市議団だより−議会&市政の報告
【12.03.26】市長に対して「がれきの受け入れ表明するように」議会決議する事には同意できない
26日、3月議会の最終日、自民クラブ議員団の発議を発端に、民主、公明各派代表者会議でまとめられた「東日本大震災で発生したがれきの受入れに関する決議」案が本会議に提案されました。
これに対して、日本共産党の大村よしののり市議が行った「討論」を下記のようにお伝えします。
議員提出決議第1号(東日本大震災で発生したがれきの受入れに関する決議)について、日本共産党豊田市議団を代表して、市長に対して「受け入れ表明するように決議する事」には同意できないという意見を申し上げます。
決議の趣旨で述べられている東日本大震災で発生したガレキの広域処理という要件については賛同するものであります。
趣旨で述べられているとおり、いまも山積み状態となっている災害ガレキは、被災地の復興の大きな障害となっており、被災地の復興にとって最重要の課題であることは言うまでもありません。この、ぼう大なガレキ処理を被災地だけで行うことは困難であり、被災県以外も協力をして、「広域処理」をすすめることが必要であると思います。
したがって、豊田市も含めて、全国の自治体が広域処理を責任もって受けられるように、政府としてガレキに含まれている可能性のある放射性物質への対策を真剣に講じることや科学的な基準を明確に示すことなどを「国に対する意見書」としてあげる事には全く賛成であります。
ただ、この決議案は、市長に対して「ガレキの受け入れを表明するように求める」決議案として提案されているものであります。議会が決議して市長に提起するという事は、市長としてはその内容を当然尊重してもらわなければなりません。議会の決議を最大の根拠として市長がガレキの受け入れを判断するという事になるわけであります。
そうした時に議会としては、市民に対する説明責任がはたせる根拠をどれだけ持っているでしょうか。私も含め、個々の議員の活動としては被災地を直接訪れ、ガレキの現状を見てきた人は何人かあると聞いています。しかし議会という機関として調査をしたり、対策を議論したことは無かったと思います。現状のままでは、市民の中にある様々な不安に対して、議会として説明責任をはたす材料を持たないまま、市長にガレキの受け入れを表明せよと迫ることになってしまうのではないでしょうか。
決議の1項目では、「通常の廃棄物相当と判断されるものについて受け入れ表明すること」としていますが、この「通常の廃棄物相当」というものを政府が使う用語で解釈するとどうなるでしようか。

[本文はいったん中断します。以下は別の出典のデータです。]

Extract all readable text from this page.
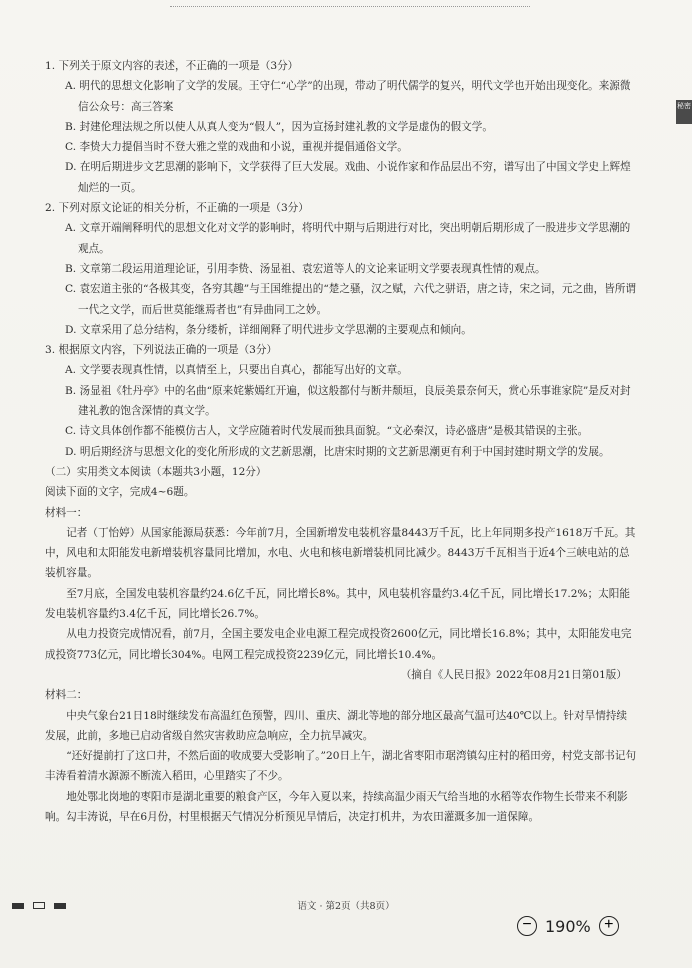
秘密

1. 下列关于原文内容的表述，不正确的一项是（3分）

A. 明代的思想文化影响了文学的发展。王守仁“心学”的出现，带动了明代儒学的复兴，明代文学也开始出现变化。来源微信公众号：高三答案

B. 封建伦理法规之所以使人从真人变为“假人”，因为宣扬封建礼教的文学是虚伪的假文学。

C. 李贽大力提倡当时不登大雅之堂的戏曲和小说，重视并提倡通俗文学。

D. 在明后期进步文艺思潮的影响下，文学获得了巨大发展。戏曲、小说作家和作品层出不穷，谱写出了中国文学史上辉煌灿烂的一页。

2. 下列对原文论证的相关分析，不正确的一项是（3分）

A. 文章开端阐释明代的思想文化对文学的影响时，将明代中期与后期进行对比，突出明朝后期形成了一股进步文学思潮的观点。

B. 文章第二段运用道理论证，引用李贽、汤显祖、袁宏道等人的文论来证明文学要表现真性情的观点。

C. 袁宏道主张的“各极其变，各穷其趣”与王国维提出的“楚之骚，汉之赋，六代之骈语，唐之诗，宋之词，元之曲，皆所谓一代之文学，而后世莫能继焉者也”有异曲同工之妙。

D. 文章采用了总分结构，条分缕析，详细阐释了明代进步文学思潮的主要观点和倾向。

3. 根据原文内容，下列说法正确的一项是（3分）

A. 文学要表现真性情，以真情至上，只要出自真心，都能写出好的文章。

B. 汤显祖《牡丹亭》中的名曲“原来姹紫嫣红开遍，似这般都付与断井颓垣，良辰美景奈何天，赏心乐事谁家院”是反对封建礼教的饱含深情的真文学。

C. 诗文具体创作都不能模仿古人，文学应随着时代发展而独具面貌。“文必秦汉，诗必盛唐”是极其错误的主张。

D. 明后期经济与思想文化的变化所形成的文艺新思潮，比唐宋时期的文艺新思潮更有利于中国封建时期文学的发展。

（二）实用类文本阅读（本题共3小题，12分）

阅读下面的文字，完成4~6题。

材料一：

记者（丁怡婷）从国家能源局获悉：今年前7月，全国新增发电装机容量8443万千瓦，比上年同期多投产1618万千瓦。其中，风电和太阳能发电新增装机容量同比增加，水电、火电和核电新增装机同比减少。8443万千瓦相当于近4个三峡电站的总装机容量。

至7月底，全国发电装机容量约24.6亿千瓦，同比增长8%。其中，风电装机容量约3.4亿千瓦，同比增长17.2%；太阳能发电装机容量约3.4亿千瓦，同比增长26.7%。

从电力投资完成情况看，前7月，全国主要发电企业电源工程完成投资2600亿元，同比增长16.8%；其中，太阳能发电完成投资773亿元，同比增长304%。电网工程完成投资2239亿元，同比增长10.4%。

（摘自《人民日报》2022年08月21日第01版）

材料二：

中央气象台21日18时继续发布高温红色预警，四川、重庆、湖北等地的部分地区最高气温可达40℃以上。针对旱情持续发展，此前，多地已启动省级自然灾害救助应急响应，全力抗旱减灾。

“还好提前打了这口井，不然后面的收成要大受影响了。”20日上午，湖北省枣阳市琚湾镇勾庄村的稻田旁，村党支部书记句丰涛看着清水源源不断流入稻田，心里踏实了不少。

地处鄂北岗地的枣阳市是湖北重要的粮食产区，今年入夏以来，持续高温少雨天气给当地的水稻等农作物生长带来不利影响。勾丰涛说，早在6月份，村里根据天气情况分析预见旱情后，决定打机井，为农田灌溉多加一道保障。

语文 · 第2页（共8页）
− 190% +
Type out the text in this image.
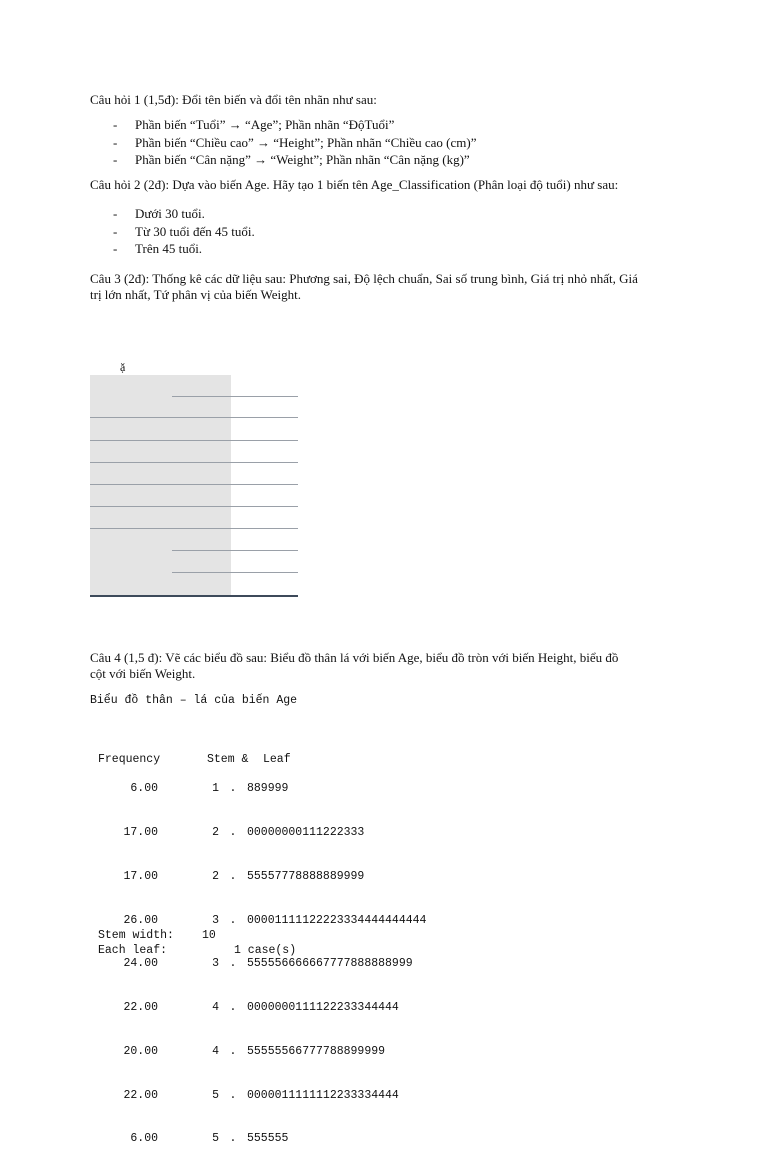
Câu hỏi 1 (1,5đ): Đổi tên biến và đổi tên nhãn như sau:
- Phần biến “Tuổi” → “Age”; Phần nhãn “ĐộTuổi”
- Phần biến “Chiều cao” → “Height”; Phần nhãn “Chiều cao (cm)”
- Phần biến “Cân nặng” → “Weight”; Phần nhãn “Cân nặng (kg)”
Câu hỏi 2 (2đ): Dựa vào biến Age. Hãy tạo 1 biến tên Age_Classification (Phân loại độ tuổi) như sau:
- Dưới 30 tuổi.
- Từ 30 tuổi đến 45 tuổi.
- Trên 45 tuổi.
Câu 3 (2đ): Thống kê các dữ liệu sau: Phương sai, Độ lệch chuẩn, Sai số trung bình, Giá trị nhỏ nhất, Giá
trị lớn nhất, Tứ phân vị của biến Weight.
ặ
Câu 4 (1,5 đ): Vẽ các biểu đồ sau: Biểu đồ thân lá với biến Age, biểu đồ tròn với biến Height, biểu đồ
cột với biến Weight.
Biểu đồ thân – lá của biến Age

Frequency	Stem &	Leaf

6.00	1 . 889999

17.00	2 . 00000000111222333

17.00	2 . 55557778888889999

26.00	3 . 00001111122223334444444444

24.00	3 . 555556666667777888888999

22.00	4 . 0000000111122233344444

20.00	4 . 55555566777788899999

22.00	5 . 0000011111112233334444

6.00	5 . 555555

Stem width:	10

Each leaf:	1 case(s)
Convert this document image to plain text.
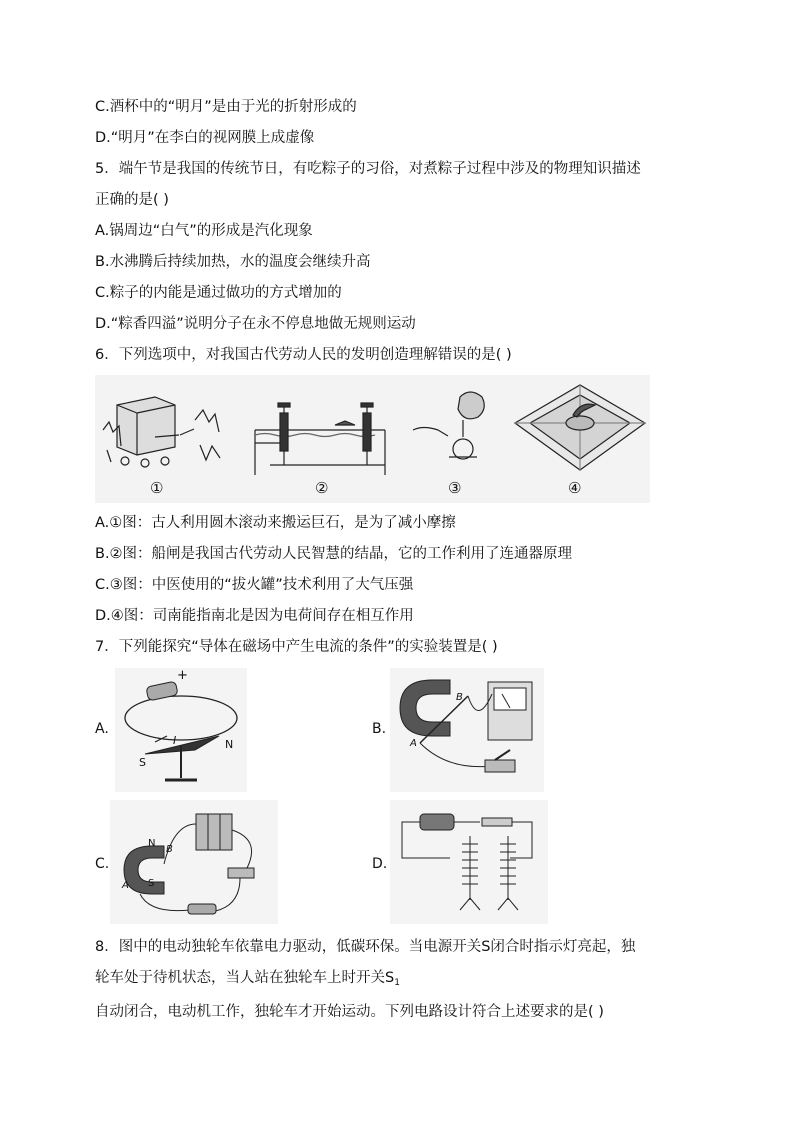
C.酒杯中的“明月”是由于光的折射形成的
D.“明月”在李白的视网膜上成虚像
5．端午节是我国的传统节日，有吃粽子的习俗，对煮粽子过程中涉及的物理知识描述
正确的是( )
A.锅周边“白气”的形成是汽化现象
B.水沸腾后持续加热，水的温度会继续升高
C.粽子的内能是通过做功的方式增加的
D.“粽香四溢”说明分子在永不停息地做无规则运动
6．下列选项中，对我国古代劳动人民的发明创造理解错误的是( )
①	②	③	④
A.①图：古人利用圆木滚动来搬运巨石，是为了减小摩擦
B.②图：船闸是我国古代劳动人民智慧的结晶，它的工作利用了连通器原理
C.③图：中医使用的“拔火罐”技术利用了大气压强
D.④图：司南能指南北是因为电荷间存在相互作用
7．下列能探究“导体在磁场中产生电流的条件”的实验装置是( )
A.
+
I	N
S
B.
B
A
C.
N
B
S
A
D.
8．图中的电动独轮车依靠电力驱动，低碳环保。当电源开关S闭合时指示灯亮起，独
轮车处于待机状态，当人站在独轮车上时开关$S_1$
自动闭合，电动机工作，独轮车才开始运动。下列电路设计符合上述要求的是( )
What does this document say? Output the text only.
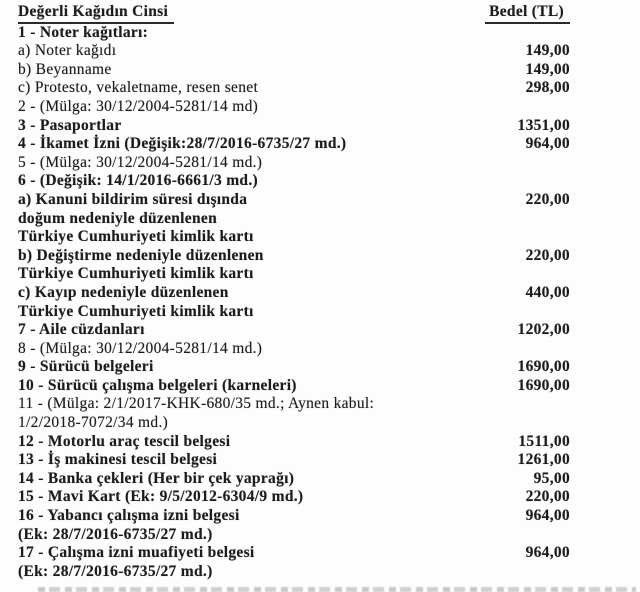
Değerli Kağıdın Cinsi	Bedel (TL)
1 - Noter kağıtları:
a) Noter kağıdı	149,00
b) Beyanname	149,00
c) Protesto, vekaletname, resen senet	298,00
2 - (Mülga: 30/12/2004-5281/14 md)
3 - Pasaportlar	1351,00
4 - İkamet İzni (Değişik:28/7/2016-6735/27 md.)	964,00
5 - (Mülga: 30/12/2004-5281/14 md.)
6 - (Değişik: 14/1/2016-6661/3 md.)
a) Kanuni bildirim süresi dışında	220,00
doğum nedeniyle düzenlenen
Türkiye Cumhuriyeti kimlik kartı
b) Değiştirme nedeniyle düzenlenen	220,00
Türkiye Cumhuriyeti kimlik kartı
c) Kayıp nedeniyle düzenlenen	440,00
Türkiye Cumhuriyeti kimlik kartı
7 - Aile cüzdanları	1202,00
8 - (Mülga: 30/12/2004-5281/14 md.)
9 - Sürücü belgeleri	1690,00
10 - Sürücü çalışma belgeleri (karneleri)	1690,00
11 - (Mülga: 2/1/2017-KHK-680/35 md.; Aynen kabul:
1/2/2018-7072/34 md.)
12 - Motorlu araç tescil belgesi	1511,00
13 - İş makinesi tescil belgesi	1261,00
14 - Banka çekleri (Her bir çek yaprağı)	95,00
15 - Mavi Kart (Ek: 9/5/2012-6304/9 md.)	220,00
16 - Yabancı çalışma izni belgesi	964,00
(Ek: 28/7/2016-6735/27 md.)
17 - Çalışma izni muafiyeti belgesi	964,00
(Ek: 28/7/2016-6735/27 md.)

政府は、ガレキのうち、特別に管理が必要な指定廃棄物は、セシウム134とセシウム137の濃度の合計で1キログラム当たり8000ベクレル以上のものと定めています。これを超えるものは、国が処理することになっていますが、これ以下のものは、放射性物質が含まれていても、指定廃棄物とされない、一般廃棄物と同様の扱いにするとしているわけであります。したがって、まともな対策が講じられていません。
豊田市議会として、放射性物質が含まれていない、いわば普通のガレキは問題ないのだから受け入れればいいと良心的に解釈していても、国の解釈はそうではないのです。受け入れる自治体として市民に説明できる対策や独自の基準の検討が必要なのはこのためであります。
だからこそ、先日、中日新聞の報道にあったように、市長も、「安全性が明確なら前向きに検討する」とアンケートに答えられたようであります。そういう段階だと思います。多くの市民がガレキの受け入れの必要性は理解されていると思います。同時に多くの市民が受け入れる際の不安も感じている。その時、議会がなすべきは、市長とも協力して市民にきちんと説明できるだけの内容を調査し、情報を公開していく努力だと思います。拙速に、市長に受け入れ表明の決断を迫る事は、市民の合意を得ながら、この問題に対処していく流れに逆の困難をつくる事になるのではないかと懸念されます。
以上、不同意の意見として、表明いたします。
決議は、自民・市民フォーラム(民主)・公明・諸派(岡田市議、青山市議)の賛成多数で可決。日本共産党市議団は、不同意としました。